Burrell signed his first professional basketball contract for 1 year with KK Bosna of the Adriatic League. Burrell averaged 9.7 points and 2.4 assists per game, in just 17 games played. Burrell left the team in January 2009 (due to the team's financial problems) and signed with the Austin Toros of the NBA's Developmental League for the remainder of the season.

Due to him arriving so late in the season, Burrell only played a reserve role for the Toros. He averaged 6.5 points and 2.0 assists per game. The Toros reached the semifinals of the D-League playoffs that season.

After attending free-agent camp with the NBA's Memphis Grizzlies in May 2009, Burrell signed his 2nd professional contract for 1 year with Royal Basket Club Verviers-Pepinster of the Basketball League Belgium (BLB). In 31 games, Burrell averaged 10.8 points per game and led the entire Belgian League in assists with 142 (4.6 apg).

At the end of the 2009–10 season with Pepinster, Burrell was signed to a 1-year deal by Generali Okapi Aalstar of the Basketball League Belgium (BLB).

In 2010, Burrell began his 3rd professional basketball season as point guard for Generali Okapi Aalstar.

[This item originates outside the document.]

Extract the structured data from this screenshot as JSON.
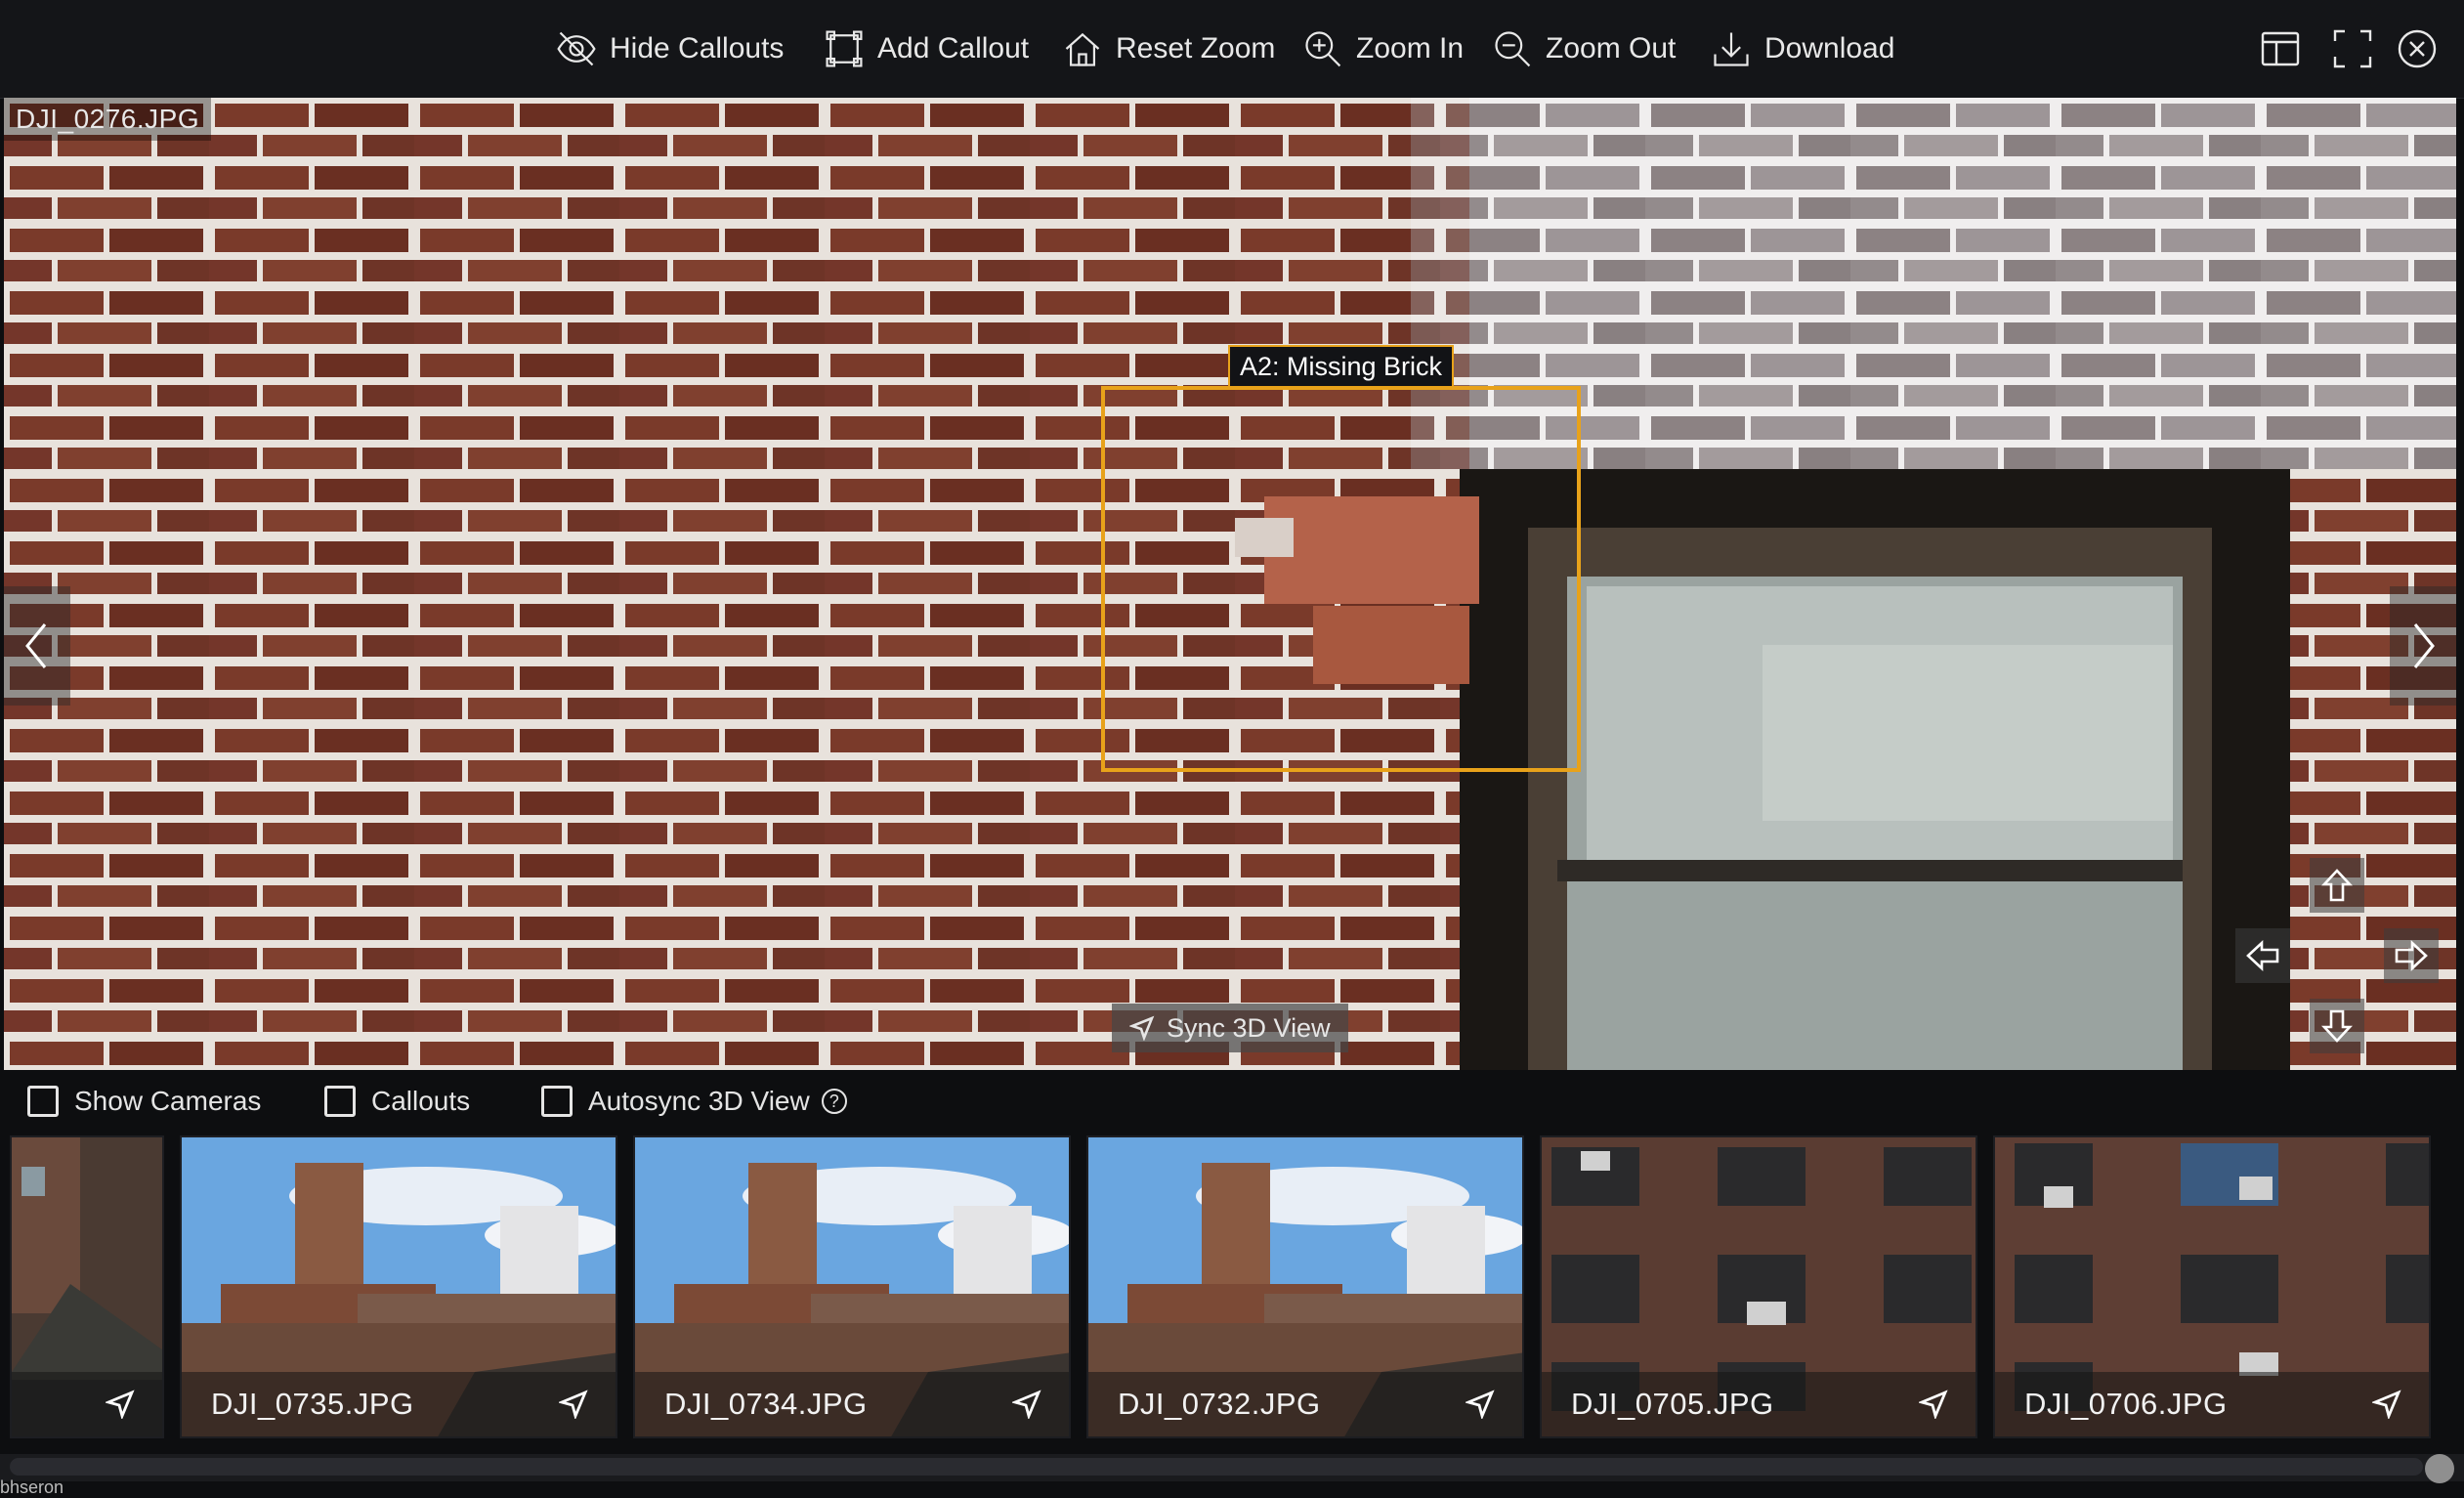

In 2011, Burrell signed with Energa Czarni Slupsk of the Polish League, where he led the team in scoring at 15.6ppg and 4.6apg

In 2012, Burrell signed with Bremerhaven of the German League, where he led the team in scoring at 16.2pp and 4.3apg

On July 9, 2013, he signed with Royal Halı Gaziantep.

In January 2014, Burrell signed with Bnei Herzlyia of the Israeli League.

In 2014, Burrell signed with the Hitachi Sunrockers of the Japanese League.

On December 15, 2014, he signed with Tsmoki-Minsk of the Belarusian Premier League. On February 17, 2015, he left Minsk (For a team financial crisis that resulted in late payments to all players) and signed with Hapoel Gilboa Galil of the Israeli League.

In 2015, Burrell signed with Apoel of the Cyprus League....
In January 2016, he then moved to a Eurocup Team, Olaj Szolnok, of the Hungarian League.... He averaged 15.2ppg and 4.4apg in the Eurocup.

On July 27, 2016, Burrel signed with Polish club Energa Czarni Słupsk. He left the club after appearing in three games.